Background: Active surveillance (AS) allows patients with low-risk prostate cancer (LRPC) to be monitored for disease progression, thereby avoiding or delaying invasive curative treatment (CT) (i.e., surgery or radiation) and related side effects. Here we compare quality of life (QOL) two-years after diagnosis between men who underwent CT overall and by race.

Methods: Black and white men with LRPC were recruited through population-based cancer registries in metropolitan Detroit and Georgia. Participants were grouped by their treatment type (CT or AS). QOL measures SF-12 and EPIC-26 were assessed at baseline and 2-year follow up using mailed surveys. Differences between groups at baseline and follow-up was assessed using mixed design ANCOVA overall and stratified by race.

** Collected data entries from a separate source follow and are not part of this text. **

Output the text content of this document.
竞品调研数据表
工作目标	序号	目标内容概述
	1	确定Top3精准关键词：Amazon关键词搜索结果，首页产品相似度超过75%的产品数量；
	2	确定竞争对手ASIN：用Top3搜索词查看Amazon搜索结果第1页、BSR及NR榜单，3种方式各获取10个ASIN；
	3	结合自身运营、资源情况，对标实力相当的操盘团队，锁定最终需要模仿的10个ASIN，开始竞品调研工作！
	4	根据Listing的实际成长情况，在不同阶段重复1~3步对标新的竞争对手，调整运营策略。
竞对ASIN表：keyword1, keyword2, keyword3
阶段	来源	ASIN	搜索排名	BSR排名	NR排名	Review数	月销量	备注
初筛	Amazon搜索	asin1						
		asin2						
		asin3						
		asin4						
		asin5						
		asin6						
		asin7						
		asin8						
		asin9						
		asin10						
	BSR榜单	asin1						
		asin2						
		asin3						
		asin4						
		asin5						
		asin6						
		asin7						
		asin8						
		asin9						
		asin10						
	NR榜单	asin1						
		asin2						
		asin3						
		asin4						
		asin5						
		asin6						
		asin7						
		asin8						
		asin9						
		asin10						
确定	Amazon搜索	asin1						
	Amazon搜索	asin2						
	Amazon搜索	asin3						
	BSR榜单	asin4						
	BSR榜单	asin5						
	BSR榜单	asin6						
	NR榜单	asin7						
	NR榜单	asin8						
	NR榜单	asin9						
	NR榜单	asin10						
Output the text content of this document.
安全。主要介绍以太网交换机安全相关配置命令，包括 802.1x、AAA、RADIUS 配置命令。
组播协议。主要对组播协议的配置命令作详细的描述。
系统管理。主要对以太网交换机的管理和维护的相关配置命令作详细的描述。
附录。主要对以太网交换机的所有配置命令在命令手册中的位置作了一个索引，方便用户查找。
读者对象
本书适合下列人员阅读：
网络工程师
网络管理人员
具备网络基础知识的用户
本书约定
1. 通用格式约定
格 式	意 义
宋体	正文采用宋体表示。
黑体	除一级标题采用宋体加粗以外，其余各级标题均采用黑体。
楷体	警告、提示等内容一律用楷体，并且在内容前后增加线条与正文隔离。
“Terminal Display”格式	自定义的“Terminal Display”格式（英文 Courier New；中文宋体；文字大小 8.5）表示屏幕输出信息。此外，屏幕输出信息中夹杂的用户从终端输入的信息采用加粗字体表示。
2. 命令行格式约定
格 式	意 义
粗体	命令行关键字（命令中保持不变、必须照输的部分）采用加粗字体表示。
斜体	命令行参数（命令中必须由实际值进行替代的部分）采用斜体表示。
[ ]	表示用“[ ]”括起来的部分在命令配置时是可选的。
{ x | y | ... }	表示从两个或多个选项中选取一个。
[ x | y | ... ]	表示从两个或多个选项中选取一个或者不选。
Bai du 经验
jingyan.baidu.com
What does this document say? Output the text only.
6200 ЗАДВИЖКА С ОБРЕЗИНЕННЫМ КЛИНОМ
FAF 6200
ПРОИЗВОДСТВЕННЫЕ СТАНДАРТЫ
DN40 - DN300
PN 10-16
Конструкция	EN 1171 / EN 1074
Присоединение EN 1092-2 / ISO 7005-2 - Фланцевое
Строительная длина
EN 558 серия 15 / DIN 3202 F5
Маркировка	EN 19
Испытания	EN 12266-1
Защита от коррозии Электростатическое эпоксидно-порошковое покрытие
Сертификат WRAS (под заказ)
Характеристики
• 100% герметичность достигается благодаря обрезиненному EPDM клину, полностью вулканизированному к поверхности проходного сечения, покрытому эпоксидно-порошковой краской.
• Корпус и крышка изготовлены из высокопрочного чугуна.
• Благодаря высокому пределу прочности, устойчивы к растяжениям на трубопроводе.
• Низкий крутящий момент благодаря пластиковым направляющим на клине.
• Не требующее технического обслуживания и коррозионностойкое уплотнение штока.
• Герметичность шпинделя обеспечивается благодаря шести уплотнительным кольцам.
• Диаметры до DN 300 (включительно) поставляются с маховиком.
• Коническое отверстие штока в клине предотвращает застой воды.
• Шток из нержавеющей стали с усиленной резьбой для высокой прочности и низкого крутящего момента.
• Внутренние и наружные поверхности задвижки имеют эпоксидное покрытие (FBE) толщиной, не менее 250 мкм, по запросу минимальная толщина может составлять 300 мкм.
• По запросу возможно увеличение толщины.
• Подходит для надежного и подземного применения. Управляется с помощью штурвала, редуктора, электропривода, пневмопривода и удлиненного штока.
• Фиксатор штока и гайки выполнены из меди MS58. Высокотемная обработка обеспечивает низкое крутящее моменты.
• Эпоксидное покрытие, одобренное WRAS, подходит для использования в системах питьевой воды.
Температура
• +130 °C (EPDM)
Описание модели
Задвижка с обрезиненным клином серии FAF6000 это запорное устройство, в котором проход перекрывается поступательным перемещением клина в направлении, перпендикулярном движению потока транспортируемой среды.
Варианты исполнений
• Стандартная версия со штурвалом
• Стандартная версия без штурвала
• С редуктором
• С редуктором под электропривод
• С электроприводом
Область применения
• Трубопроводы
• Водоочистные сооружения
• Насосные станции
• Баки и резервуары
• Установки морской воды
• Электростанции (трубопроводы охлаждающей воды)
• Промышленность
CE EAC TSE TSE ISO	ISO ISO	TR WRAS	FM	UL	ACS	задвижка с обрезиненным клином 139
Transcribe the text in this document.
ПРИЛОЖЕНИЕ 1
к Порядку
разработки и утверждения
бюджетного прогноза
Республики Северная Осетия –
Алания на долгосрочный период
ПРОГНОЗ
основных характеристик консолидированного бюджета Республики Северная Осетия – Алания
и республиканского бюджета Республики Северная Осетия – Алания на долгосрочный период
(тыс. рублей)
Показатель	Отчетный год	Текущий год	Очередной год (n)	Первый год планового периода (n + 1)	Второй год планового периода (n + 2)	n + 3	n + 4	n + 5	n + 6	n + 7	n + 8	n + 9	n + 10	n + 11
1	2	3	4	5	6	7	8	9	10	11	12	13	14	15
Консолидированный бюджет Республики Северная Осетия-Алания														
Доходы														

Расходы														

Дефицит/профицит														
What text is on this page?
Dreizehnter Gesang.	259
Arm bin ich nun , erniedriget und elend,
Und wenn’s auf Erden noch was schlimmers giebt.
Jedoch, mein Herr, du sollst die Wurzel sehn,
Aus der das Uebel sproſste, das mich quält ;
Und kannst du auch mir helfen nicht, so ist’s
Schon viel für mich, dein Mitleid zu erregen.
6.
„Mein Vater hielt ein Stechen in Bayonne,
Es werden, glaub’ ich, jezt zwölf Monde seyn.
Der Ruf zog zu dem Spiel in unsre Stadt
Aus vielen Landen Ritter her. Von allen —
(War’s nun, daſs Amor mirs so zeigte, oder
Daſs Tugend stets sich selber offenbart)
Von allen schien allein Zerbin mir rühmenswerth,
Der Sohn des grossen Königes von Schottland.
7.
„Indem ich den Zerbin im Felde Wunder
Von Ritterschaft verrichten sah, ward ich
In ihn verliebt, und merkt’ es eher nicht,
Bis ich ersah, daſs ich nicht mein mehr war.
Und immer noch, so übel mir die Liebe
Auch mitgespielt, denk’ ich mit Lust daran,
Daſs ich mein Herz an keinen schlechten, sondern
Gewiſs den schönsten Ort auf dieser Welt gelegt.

Results: Of the 1688 participants enrolled at baseline, 1057 were followed-up 2-years after diagnosis.  Among these, 475 underwent curative treatment, and 582 remained on AS.  There were significant declines in all the QOL measures from baseline in the treatment group while there were minimal changes in most of the measures in the AS group. The time by group interaction was significant in MCS, urinary incontinence, and sexual and hormonal function. The largest decline was in sexual function in the treatment group (70 vs. 43, p<0.001) while there was a much smaller decline (69 vs. 64, p<0.001) in the AS group. These results were similar between races, but black men reported lower sexual function scores at baseline and follow-up.

Discussion: Understanding the differences in QOL between men with LRPC who choose to pursue AS or CT and how race and socioeconomic factors may affect this is critical to interpreting guidelines and give physicians and generating patient-centered decisions about the plan of care that provides the best patient outcomes for their LRPC diagnosis.